Why am I writing a post on a company I’m passing on? I’ve been meaning to do a good example post on how we evaluate a company, in hopes that others can use it as a template. Here’s my attempt.
[Here are some basics I like to see that set the tone for what kind of company we’re looking at, and why it might be interesting]
THE BASICS
What they do: SaaS incident response platform…from what I can tell means it is software that automatically sends texts and emails to the appropriate people when events trigger them. Yes this sounds boring, but it’s interesting because of its traction with important customers, many of our customers among them. The following post made me take another look, but unfortunately the poster did not realize that NRR and revenue growth rate are now lower: https://discussion.fool.com/pagerduty-pd-is-a-good-one-to-check-…

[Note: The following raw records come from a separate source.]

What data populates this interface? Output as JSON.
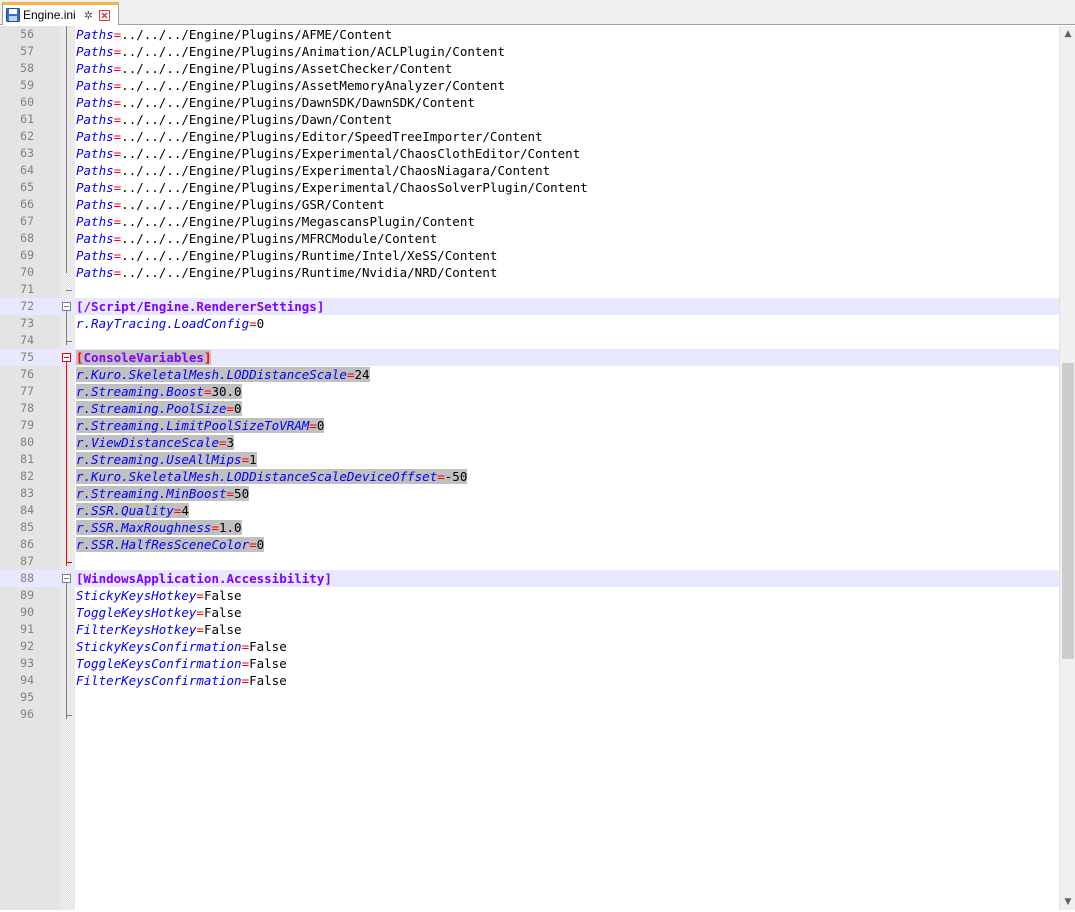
{
  "tab": {
    "label": "Engine.ini",
    "pin_glyph": "✲",
    "close_glyph": "✕"
  },
  "lines": [
    {
      "n": "56",
      "type": "kv",
      "key": "Paths",
      "value": "../../../Engine/Plugins/AFME/Content"
    },
    {
      "n": "57",
      "type": "kv",
      "key": "Paths",
      "value": "../../../Engine/Plugins/Animation/ACLPlugin/Content"
    },
    {
      "n": "58",
      "type": "kv",
      "key": "Paths",
      "value": "../../../Engine/Plugins/AssetChecker/Content"
    },
    {
      "n": "59",
      "type": "kv",
      "key": "Paths",
      "value": "../../../Engine/Plugins/AssetMemoryAnalyzer/Content"
    },
    {
      "n": "60",
      "type": "kv",
      "key": "Paths",
      "value": "../../../Engine/Plugins/DawnSDK/DawnSDK/Content"
    },
    {
      "n": "61",
      "type": "kv",
      "key": "Paths",
      "value": "../../../Engine/Plugins/Dawn/Content"
    },
    {
      "n": "62",
      "type": "kv",
      "key": "Paths",
      "value": "../../../Engine/Plugins/Editor/SpeedTreeImporter/Content"
    },
    {
      "n": "63",
      "type": "kv",
      "key": "Paths",
      "value": "../../../Engine/Plugins/Experimental/ChaosClothEditor/Content"
    },
    {
      "n": "64",
      "type": "kv",
      "key": "Paths",
      "value": "../../../Engine/Plugins/Experimental/ChaosNiagara/Content"
    },
    {
      "n": "65",
      "type": "kv",
      "key": "Paths",
      "value": "../../../Engine/Plugins/Experimental/ChaosSolverPlugin/Content"
    },
    {
      "n": "66",
      "type": "kv",
      "key": "Paths",
      "value": "../../../Engine/Plugins/GSR/Content"
    },
    {
      "n": "67",
      "type": "kv",
      "key": "Paths",
      "value": "../../../Engine/Plugins/MegascansPlugin/Content"
    },
    {
      "n": "68",
      "type": "kv",
      "key": "Paths",
      "value": "../../../Engine/Plugins/MFRCModule/Content"
    },
    {
      "n": "69",
      "type": "kv",
      "key": "Paths",
      "value": "../../../Engine/Plugins/Runtime/Intel/XeSS/Content"
    },
    {
      "n": "70",
      "type": "kv",
      "key": "Paths",
      "value": "../../../Engine/Plugins/Runtime/Nvidia/NRD/Content"
    },
    {
      "n": "71",
      "type": "blank"
    },
    {
      "n": "72",
      "type": "section",
      "text": "[/Script/Engine.RendererSettings]"
    },
    {
      "n": "73",
      "type": "kv",
      "key": "r.RayTracing.LoadConfig",
      "value": "0"
    },
    {
      "n": "74",
      "type": "blank"
    },
    {
      "n": "75",
      "type": "section",
      "text": "[ConsoleVariables]",
      "selected": true
    },
    {
      "n": "76",
      "type": "kv",
      "key": "r.Kuro.SkeletalMesh.LODDistanceScale",
      "value": "24",
      "selected": true
    },
    {
      "n": "77",
      "type": "kv",
      "key": "r.Streaming.Boost",
      "value": "30.0",
      "selected": true
    },
    {
      "n": "78",
      "type": "kv",
      "key": "r.Streaming.PoolSize",
      "value": "0",
      "selected": true
    },
    {
      "n": "79",
      "type": "kv",
      "key": "r.Streaming.LimitPoolSizeToVRAM",
      "value": "0",
      "selected": true
    },
    {
      "n": "80",
      "type": "kv",
      "key": "r.ViewDistanceScale",
      "value": "3",
      "selected": true
    },
    {
      "n": "81",
      "type": "kv",
      "key": "r.Streaming.UseAllMips",
      "value": "1",
      "selected": true
    },
    {
      "n": "82",
      "type": "kv",
      "key": "r.Kuro.SkeletalMesh.LODDistanceScaleDeviceOffset",
      "value": "-50",
      "selected": true
    },
    {
      "n": "83",
      "type": "kv",
      "key": "r.Streaming.MinBoost",
      "value": "50",
      "selected": true
    },
    {
      "n": "84",
      "type": "kv",
      "key": "r.SSR.Quality",
      "value": "4",
      "selected": true
    },
    {
      "n": "85",
      "type": "kv",
      "key": "r.SSR.MaxRoughness",
      "value": "1.0",
      "selected": true
    },
    {
      "n": "86",
      "type": "kv",
      "key": "r.SSR.HalfResSceneColor",
      "value": "0",
      "selected": true
    },
    {
      "n": "87",
      "type": "blank"
    },
    {
      "n": "88",
      "type": "section",
      "text": "[WindowsApplication.Accessibility]"
    },
    {
      "n": "89",
      "type": "kv",
      "key": "StickyKeysHotkey",
      "value": "False"
    },
    {
      "n": "90",
      "type": "kv",
      "key": "ToggleKeysHotkey",
      "value": "False"
    },
    {
      "n": "91",
      "type": "kv",
      "key": "FilterKeysHotkey",
      "value": "False"
    },
    {
      "n": "92",
      "type": "kv",
      "key": "StickyKeysConfirmation",
      "value": "False"
    },
    {
      "n": "93",
      "type": "kv",
      "key": "ToggleKeysConfirmation",
      "value": "False"
    },
    {
      "n": "94",
      "type": "kv",
      "key": "FilterKeysConfirmation",
      "value": "False"
    },
    {
      "n": "95",
      "type": "blank"
    },
    {
      "n": "96",
      "type": "blank"
    }
  ],
  "colors": {
    "key": "#0000ff",
    "equals": "#ff0000",
    "section": "#8000ff",
    "selection": "#c0c0c0",
    "current_line": "#e8e8ff",
    "fold_active": "#ff0000"
  }
}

Mkt Cap: $1.9 Billion (77.2 shares outstanding)
TTM Revenue: $166 Million
PS ratio: ~11.5
Revenue Growth in most recent quarter: 36%
NRR most recent quarter 122%
GM in most recent quarter: 87% (!)
TTM Cash Flow: -$173,000 (basically break-even)
Cash: $351.4 million
[So from these basics we can see that this is a tiny company, relatively low PS ratio, but also relatively slow revenue growth. But it’s a SaaS company, has a great gross margin, they have a lot of cash and aren’t losing money, and their customer roster is impressive. Enough to be interested, but the question remains, why is growth not faster?]
IMPORTANT TRENDS AND OTHER SPECIFICS TO HIGHLIGHT:
NRR
Jul 2019 Q: 132% (130%+ for 8 quarters before this)
Oct 2019 Q: 129%
Jan 2020 Q: 122%
Apr 2020 guidance: 120% - 123%
YoY Revenue Growth
Apr 2019 Q: 49%
Jul 2019 Q: 45%
Oct 2019 Q: 37%
Jan 2020 Q: 36%
Apr 2020 guidance: 29% - 31%
Customer count
Apr 2019 Q: 11,600+
Jul 2019 Q: 12,000+
Oct 2019 Q: 12,000+
Jan 2020 Q: 12,700+
[These are just a few trends that seem relevant here. There could be other metrics to look at for other companies. But I’m showing a few things here that I will discuss below.]
INTERPRETATIONS AND CONCLUSIONS
When the CFO talked about the falling NRR on the most recent conference call, he said, We attribute most of the decline from the third quarter number to pockets of sales execution in specific territories where we have not managed to cover our existing accounts as effectively. They referenced this later in the call as well. I’m glad they care about this, and are addressing it, but sales issues are not a good thing. It’s reasonable that this has weighed on the stock.
They really do have all these great customers (Crowdstrike, Zoom, Shopify, etc etc etc) but the growth is underwhelming. Both revenue growth and overall customer growth. They also have almost 13,000 customers and $166m in TTM revenue, so a lot of these customers must be extremely small and not pay them more than a few thousand dollars a year. They talk about large new sign ups and even that Of the top 100 new customers we partnered within fiscal 2020, 68 of them subscribed to more than one product. Well, then why aren’t they large enough to move revenue growth rate higher? I think this is another instance of story vs execution (a la TTD). It’s a little hard to imagine a huge TAM here, although they say it is $100 billion (which I find humorous).
The valuation and the story are attractive, but the growth rate isn’t. This stock could do well for a number of reasons (maybe growth accelerates?), but it could also go nowhere for a while. It’s simply not a “heck yes,” so for me that means it’s an easy “no.”